2024-03-24 19:35:45; Aktualizacja: 7 miesięcy temuPrzed reprezentacją Polski kluczowe starcie w finale baraży Mistrzostw Europy z Walią. Czy ewentualna porażka przyniesie za sobą poważne konsekwencje dla Michała Probierza? Jakub Seweryn z portalu Sport.pl spytał o to Cezarego Kuleszę.
Okazałe zwycięstwo 5:1 z Estonią w półfinale baraży o awans na EURO 2024 dało z pewnością powód do stonowanego uśmiechu. Reprezentacja wygrała pewnie, ale trzeba pamiętać o klasie przeciwnika i utraconej bramce po błędach kilku zawodników z formacji defensywnej.

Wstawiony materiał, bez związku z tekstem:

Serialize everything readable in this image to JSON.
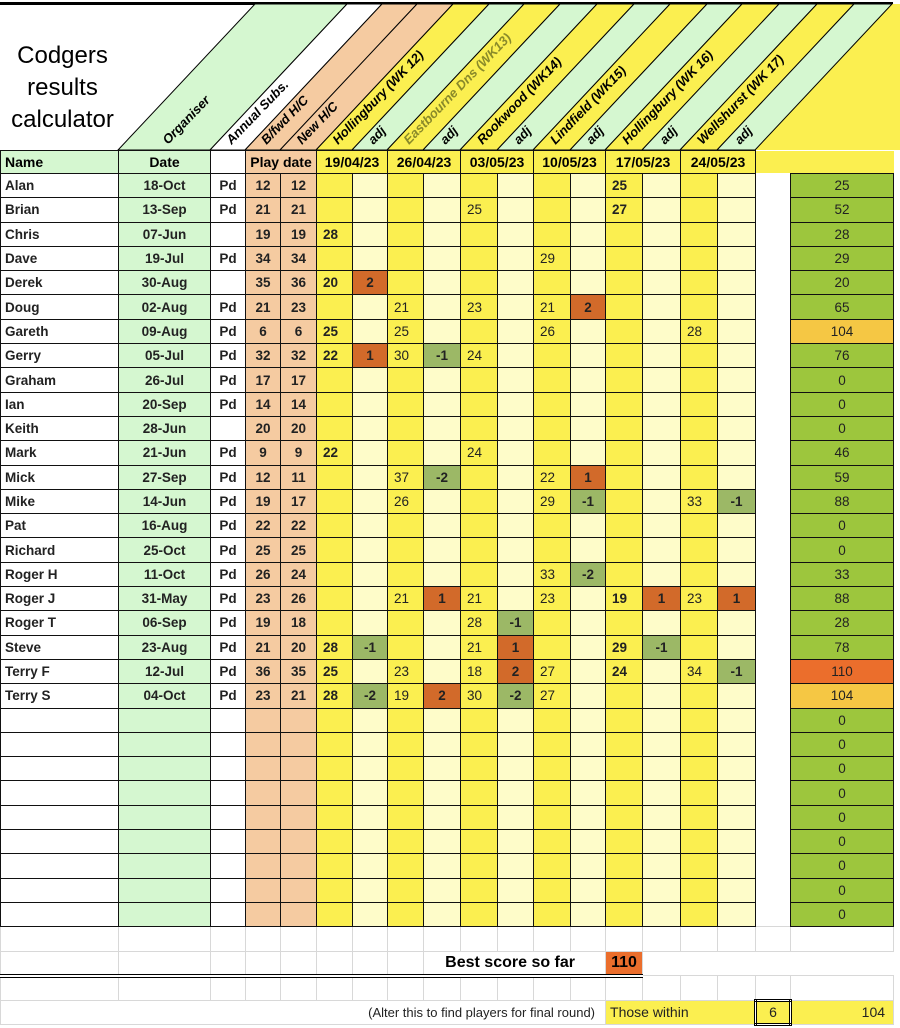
{
  "title": "Codgers results calculator",
  "column_headers": {
    "organiser": "Organiser",
    "annual_subs": "Annual Subs.",
    "bfwd_hc": "B/fwd H/C",
    "new_hc": "New H/C",
    "rounds": [
      "Hollingbury (WK 12)",
      "Eastbourne Dns (WK13)",
      "Rookwood (WK14)",
      "Lindfield (WK15)",
      "Hollingbury (WK 16)",
      "Wellshurst (WK 17)"
    ],
    "adj": "adj"
  },
  "header_row": {
    "name": "Name",
    "date": "Date",
    "play_date": "Play date",
    "dates": [
      "19/04/23",
      "26/04/23",
      "03/05/23",
      "10/05/23",
      "17/05/23",
      "24/05/23"
    ]
  },
  "colors": {
    "score": "#fbef50",
    "adj_col": "#fefcc9",
    "adj_positive": "#d26a2a",
    "adj_negative": "#9cb866",
    "total": "#9dc63d",
    "near_best": "#f5c744",
    "best": "#eb6e2c",
    "organiser": "#d5f7d0",
    "handicap": "#f5cba1"
  },
  "players": [
    {
      "name": "Alan",
      "date": "18-Oct",
      "pd": "Pd",
      "bfwd": "12",
      "new": "12",
      "cells": [
        "",
        "",
        "",
        "",
        "",
        "",
        "",
        "",
        "25",
        "",
        "",
        ""
      ],
      "total": "25"
    },
    {
      "name": "Brian",
      "date": "13-Sep",
      "pd": "Pd",
      "bfwd": "21",
      "new": "21",
      "cells": [
        "",
        "",
        "",
        "",
        "25",
        "",
        "",
        "",
        "27",
        "",
        "",
        ""
      ],
      "total": "52"
    },
    {
      "name": "Chris",
      "date": "07-Jun",
      "pd": "",
      "bfwd": "19",
      "new": "19",
      "cells": [
        "28",
        "",
        "",
        "",
        "",
        "",
        "",
        "",
        "",
        "",
        "",
        ""
      ],
      "total": "28"
    },
    {
      "name": "Dave",
      "date": "19-Jul",
      "pd": "Pd",
      "bfwd": "34",
      "new": "34",
      "cells": [
        "",
        "",
        "",
        "",
        "",
        "",
        "29",
        "",
        "",
        "",
        "",
        ""
      ],
      "total": "29"
    },
    {
      "name": "Derek",
      "date": "30-Aug",
      "pd": "",
      "bfwd": "35",
      "new": "36",
      "cells": [
        "20",
        "2",
        "",
        "",
        "",
        "",
        "",
        "",
        "",
        "",
        "",
        ""
      ],
      "total": "20"
    },
    {
      "name": "Doug",
      "date": "02-Aug",
      "pd": "Pd",
      "bfwd": "21",
      "new": "23",
      "cells": [
        "",
        "",
        "21",
        "",
        "23",
        "",
        "21",
        "2",
        "",
        "",
        "",
        ""
      ],
      "total": "65"
    },
    {
      "name": "Gareth",
      "date": "09-Aug",
      "pd": "Pd",
      "bfwd": "6",
      "new": "6",
      "cells": [
        "25",
        "",
        "25",
        "",
        "",
        "",
        "26",
        "",
        "",
        "",
        "28",
        ""
      ],
      "total": "104",
      "status": "near"
    },
    {
      "name": "Gerry",
      "date": "05-Jul",
      "pd": "Pd",
      "bfwd": "32",
      "new": "32",
      "cells": [
        "22",
        "1",
        "30",
        "-1",
        "24",
        "",
        "",
        "",
        "",
        "",
        "",
        ""
      ],
      "total": "76"
    },
    {
      "name": "Graham",
      "date": "26-Jul",
      "pd": "Pd",
      "bfwd": "17",
      "new": "17",
      "cells": [
        "",
        "",
        "",
        "",
        "",
        "",
        "",
        "",
        "",
        "",
        "",
        ""
      ],
      "total": "0"
    },
    {
      "name": "Ian",
      "date": "20-Sep",
      "pd": "Pd",
      "bfwd": "14",
      "new": "14",
      "cells": [
        "",
        "",
        "",
        "",
        "",
        "",
        "",
        "",
        "",
        "",
        "",
        ""
      ],
      "total": "0"
    },
    {
      "name": "Keith",
      "date": "28-Jun",
      "pd": "",
      "bfwd": "20",
      "new": "20",
      "cells": [
        "",
        "",
        "",
        "",
        "",
        "",
        "",
        "",
        "",
        "",
        "",
        ""
      ],
      "total": "0"
    },
    {
      "name": "Mark",
      "date": "21-Jun",
      "pd": "Pd",
      "bfwd": "9",
      "new": "9",
      "cells": [
        "22",
        "",
        "",
        "",
        "24",
        "",
        "",
        "",
        "",
        "",
        "",
        ""
      ],
      "total": "46"
    },
    {
      "name": "Mick",
      "date": "27-Sep",
      "pd": "Pd",
      "bfwd": "12",
      "new": "11",
      "cells": [
        "",
        "",
        "37",
        "-2",
        "",
        "",
        "22",
        "1",
        "",
        "",
        "",
        ""
      ],
      "total": "59"
    },
    {
      "name": "Mike",
      "date": "14-Jun",
      "pd": "Pd",
      "bfwd": "19",
      "new": "17",
      "cells": [
        "",
        "",
        "26",
        "",
        "",
        "",
        "29",
        "-1",
        "",
        "",
        "33",
        "-1"
      ],
      "total": "88"
    },
    {
      "name": "Pat",
      "date": "16-Aug",
      "pd": "Pd",
      "bfwd": "22",
      "new": "22",
      "cells": [
        "",
        "",
        "",
        "",
        "",
        "",
        "",
        "",
        "",
        "",
        "",
        ""
      ],
      "total": "0"
    },
    {
      "name": "Richard",
      "date": "25-Oct",
      "pd": "Pd",
      "bfwd": "25",
      "new": "25",
      "cells": [
        "",
        "",
        "",
        "",
        "",
        "",
        "",
        "",
        "",
        "",
        "",
        ""
      ],
      "total": "0"
    },
    {
      "name": "Roger H",
      "date": "11-Oct",
      "pd": "Pd",
      "bfwd": "26",
      "new": "24",
      "cells": [
        "",
        "",
        "",
        "",
        "",
        "",
        "33",
        "-2",
        "",
        "",
        "",
        ""
      ],
      "total": "33"
    },
    {
      "name": "Roger J",
      "date": "31-May",
      "pd": "Pd",
      "bfwd": "23",
      "new": "26",
      "cells": [
        "",
        "",
        "21",
        "1",
        "21",
        "",
        "23",
        "",
        "19",
        "1",
        "23",
        "1"
      ],
      "total": "88"
    },
    {
      "name": "Roger T",
      "date": "06-Sep",
      "pd": "Pd",
      "bfwd": "19",
      "new": "18",
      "cells": [
        "",
        "",
        "",
        "",
        "28",
        "-1",
        "",
        "",
        "",
        "",
        "",
        ""
      ],
      "total": "28"
    },
    {
      "name": "Steve",
      "date": "23-Aug",
      "pd": "Pd",
      "bfwd": "21",
      "new": "20",
      "cells": [
        "28",
        "-1",
        "",
        "",
        "21",
        "1",
        "",
        "",
        "29",
        "-1",
        "",
        ""
      ],
      "total": "78"
    },
    {
      "name": "Terry F",
      "date": "12-Jul",
      "pd": "Pd",
      "bfwd": "36",
      "new": "35",
      "cells": [
        "25",
        "",
        "23",
        "",
        "18",
        "2",
        "27",
        "",
        "24",
        "",
        "34",
        "-1"
      ],
      "total": "110",
      "status": "best"
    },
    {
      "name": "Terry S",
      "date": "04-Oct",
      "pd": "Pd",
      "bfwd": "23",
      "new": "21",
      "cells": [
        "28",
        "-2",
        "19",
        "2",
        "30",
        "-2",
        "27",
        "",
        "",
        "",
        "",
        ""
      ],
      "total": "104",
      "status": "near"
    }
  ],
  "empty_rows_totals": [
    "0",
    "0",
    "0",
    "0",
    "0",
    "0",
    "0",
    "0",
    "0"
  ],
  "footer": {
    "best_label": "Best score so far",
    "best_value": "110",
    "note": "(Alter this to find players for final round)",
    "within_label": "Those within",
    "within_value": "6",
    "within_result": "104"
  }
}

Nadciągający finał z Walią będzie z pewnością o wiele bardziej wymagającą konfrontacją. To ostatni krok do wywalczenia sobie miejsca na tegorocznym turnieju rozgrywanym w Niemczech.
Na polskich zawodnikach spoczywa zatem spora presja. Ewentualny zawód o wiele bardziej może dotknąć Michała Probierza.Popularne
51-latek przejął „Biało-Czerwonych” w trakcie eliminacji, w których kompletnie rozczarował Fernando Santos. Wygrana z Wyspami Owczymi i remisy z Mołdawią i Czechami nie dały szans na bezpośredni awans.

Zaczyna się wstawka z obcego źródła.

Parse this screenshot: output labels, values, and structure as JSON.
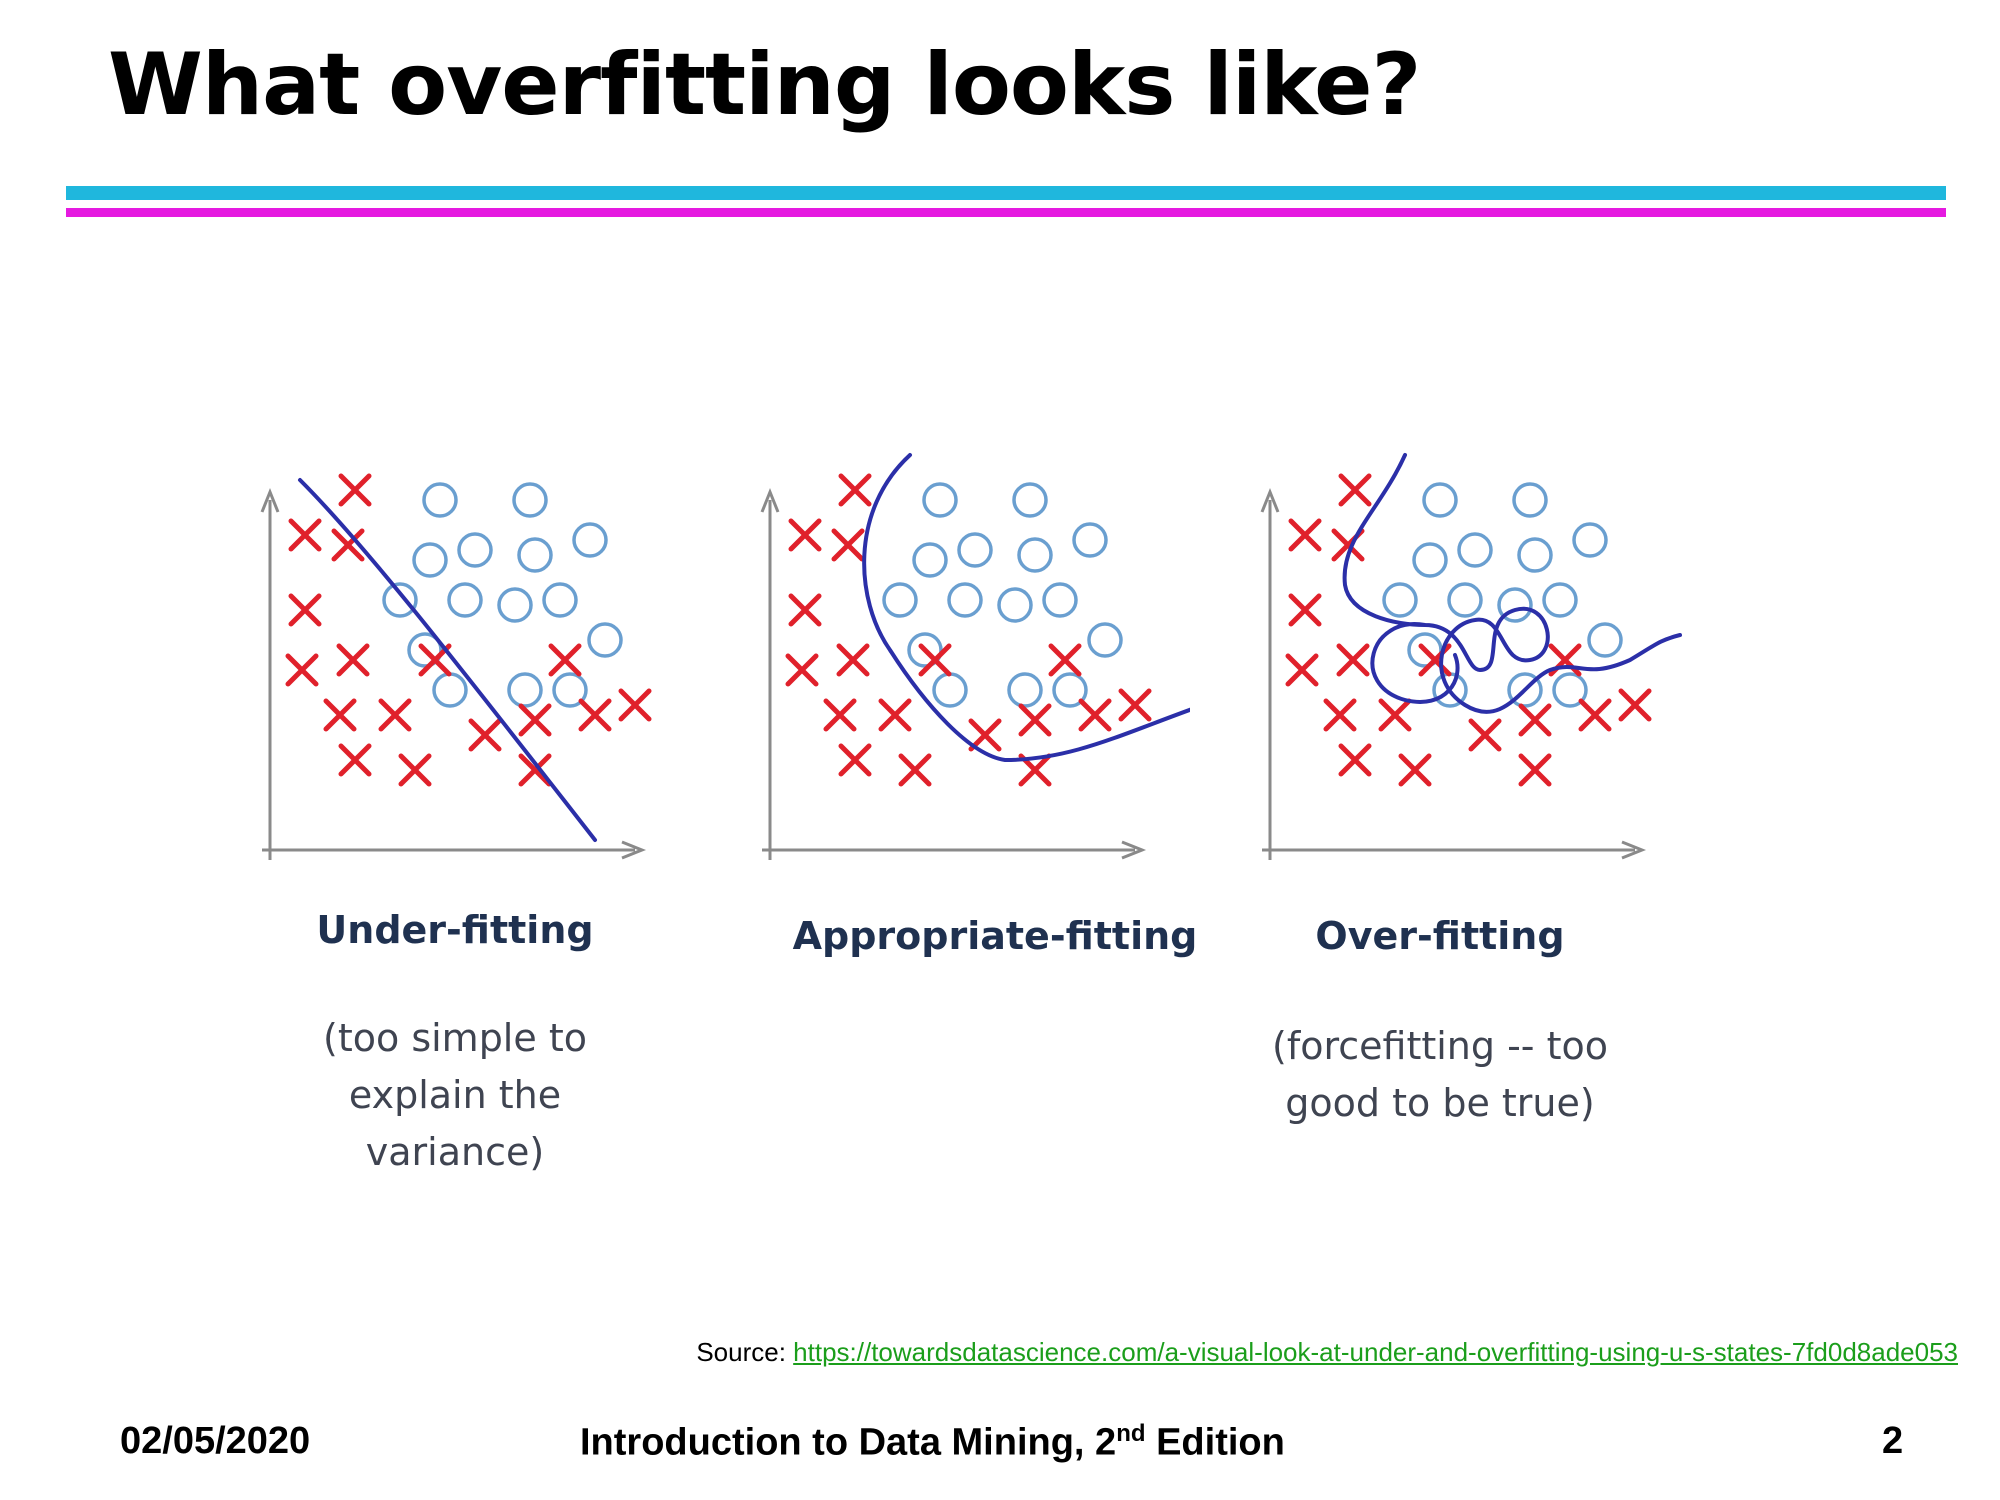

Umowa Probierza, obowiązująca do 30 czerwca 2026 roku, zawiera zapis dający możliwość zakończenia współpracy z trenerem w przypadku braku gry na Mistrzostwach Starego Kontynentu. Jak ustalił Mateusz Miga z TVP Sport, Polski Związek Piłki Nożnej zaplanował już po starciu z Walią posiedzenie zarządu. Na ich przebieg może wpłynąć w znacznym stopniu wtorkowa rywalizacja.
O przyszłość selekcjonera zapytał Cezarego Kuleszę Jakub Seweryn z portalu Sport.pl.

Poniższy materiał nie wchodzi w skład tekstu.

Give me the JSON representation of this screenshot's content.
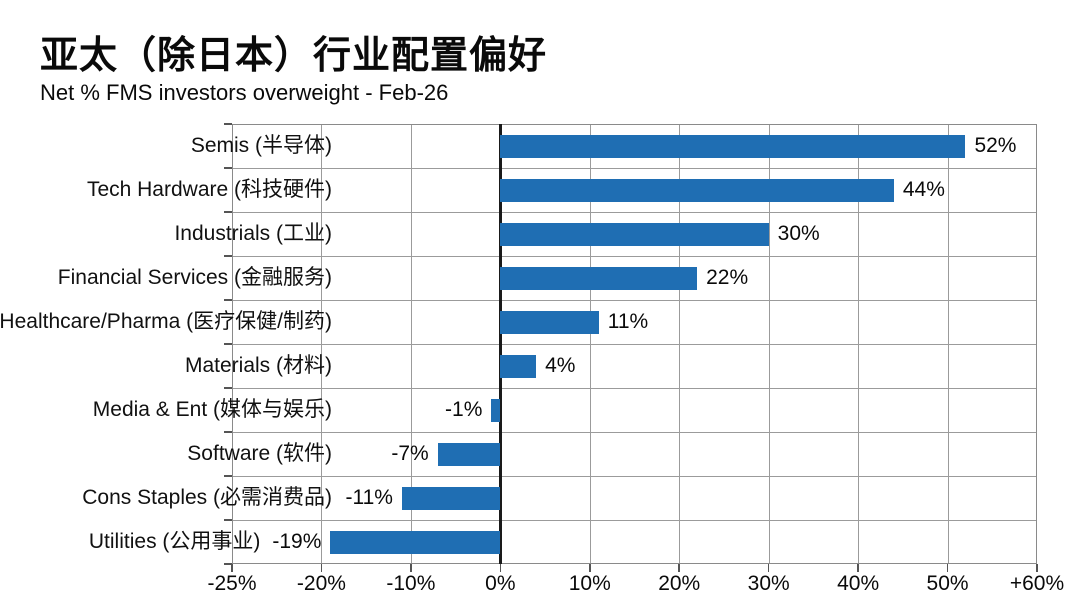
{
  "chart_data": {
    "type": "bar",
    "orientation": "horizontal",
    "title": "亚太（除日本）行业配置偏好",
    "subtitle": "Net % FMS investors overweight - Feb-26",
    "categories": [
      "Semis (半导体)",
      "Tech Hardware (科技硬件)",
      "Industrials (工业)",
      "Financial Services (金融服务)",
      "Healthcare/Pharma (医疗保健/制药)",
      "Materials (材料)",
      "Media & Ent (媒体与娱乐)",
      "Software (软件)",
      "Cons Staples (必需消费品)",
      "Utilities (公用事业)"
    ],
    "values": [
      52,
      44,
      30,
      22,
      11,
      4,
      -1,
      -7,
      -11,
      -19
    ],
    "value_labels": [
      "52%",
      "44%",
      "30%",
      "22%",
      "11%",
      "4%",
      "-1%",
      "-7%",
      "-11%",
      "-19%"
    ],
    "x_tick_labels": [
      "-25%",
      "-20%",
      "-10%",
      "0%",
      "10%",
      "20%",
      "30%",
      "40%",
      "50%",
      "+60%"
    ],
    "xlim": [
      -30,
      60
    ],
    "grid": true,
    "legend": false,
    "value_label_position": "outside-bar-end",
    "colors": {
      "bar": "#1f6eb3",
      "gridline": "#9b9b9b",
      "plot_border": "#8a8a8a",
      "zero_line": "#1a1a1a",
      "tick": "#555555",
      "text": "#111111",
      "background": "#ffffff"
    }
  }
}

- Nie będę składał żadnych deklaracji, skupiamy się wszyscy na arcyważnym meczu, który przed nami. Nie myślimy, co będzie później - powiedział prezes PZPN-u, nie wykluczając rozstania.
- W ogóle o tym nie myślę. Wiadomo, że w Cardiff różnie może być, bo w piłce wszystko jest możliwe. Nie rozważam jednak wcale, co będzie z selekcjonerem po barażach, skupiamy się tylko na meczu z Walią i walce o awans na mistrzostwa Europy - dodał.